Peewee’s parents die in a car accident when he is ten years old, leaving him to roam around town with his two friends: Michelle (Maddison Dadswell) and Easymoney (Kyle McNalley), who is visiting from boarding school. With not a lot to do, the kids take to the forest for thrills, their prep friend suggesting they kill an old man who lives in a remote cabin.
Peewee grows into Paul, who drives a sewage truck as a young man. Stifled by the searing boredom of Zama, Paul finds his only spark of life by courting Regina (Contessa Young), a beautiful local Indigenous girl.
The final narrative presents Paul Vern, the middle-aged version of Peewee, on a father-son hunting trip. (Viewers can guess the mother is Regina.) Paul Vern remains in Zama, though his son lives in the city with his mother. It’s clear, finally, that Paul Vern will never leave his deadbeat hometown.

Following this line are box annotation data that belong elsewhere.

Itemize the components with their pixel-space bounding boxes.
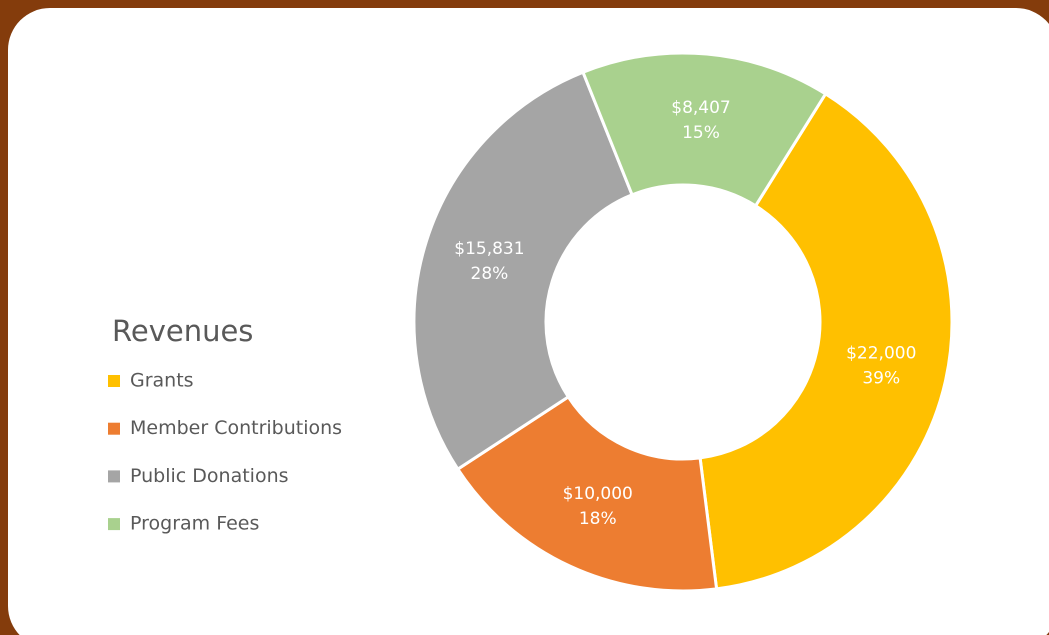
legend-swatch [108, 518, 120, 531]
donut-slice [412, 70, 635, 472]
legend-label: Member Contributions [130, 417, 342, 439]
legend-title: Revenues [112, 314, 253, 348]
data-label-percent: 15% [682, 123, 720, 143]
legend-label: Program Fees [130, 513, 259, 535]
legend-swatch [108, 375, 120, 387]
donut-slice [581, 51, 828, 208]
data-label-value: $10,000 [563, 484, 633, 504]
data-label-value: $8,407 [671, 98, 730, 118]
legend-swatch [108, 422, 120, 435]
legend-label: Grants [130, 370, 194, 392]
legend-label: Public Donations [130, 465, 289, 487]
donut-slice [455, 394, 719, 593]
legend-swatch [108, 470, 120, 483]
donut-slice [698, 91, 954, 591]
data-label-percent: 28% [471, 264, 509, 284]
data-label-value: $22,000 [846, 344, 916, 364]
data-label-percent: 18% [579, 509, 617, 529]
data-label-percent: 39% [862, 369, 900, 389]
data-label-value: $15,831 [454, 239, 524, 259]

The film tells these three narratives out of sequence, shards of each story-line quickly appearing and then disappearing. It is up to the viewer to piece together the final picture of the protagonist’s life.
The film excels from an aesthetic standpoint: there is seamless editing between the three narratives and striking cinematography. At some points, for instance, young Peewee walks through the woods and then, as if by magic, the shot smoothly transitions to one of the older Paul Vern retracing the same paths. Impressively, the forest environment is identical in these connected shots. The rustle of leaves and hue of the sun are stunningly consistent, creating fluidity between the three otherwise non-linear narratives. Continual shots of forest, blue skies, dirt roads, and the decrepit convenience store come together like a pastoral poem. The film paints an image of Zama as a place almost untouched by civilization, appealing to cultural nostalgia for simpler times.
That said, this attention to landscape overshadows character development and conflict. There are no scenes depicting the characters’ reactions to Peewee’s parents’ crash. Later, Peewee and his friends run over a pregnant dog by mistake. Again, there is no reaction to death; they simply go on into the woods. Because the characters don’t talk about these tragic events or show signs of emotion, it makes it difficult for the viewer to become invested in their stories. The protagonist’s internal struggle is apparent, but there is no way of knowing what it’s directed towards, or how we should feel about it. There is no dialogue to explain how Peewee feels, making it hard to relate to him.
Although LoST is visually pleasing, it fails to be emotionally stimulating. Instead, it is beautifully numbing.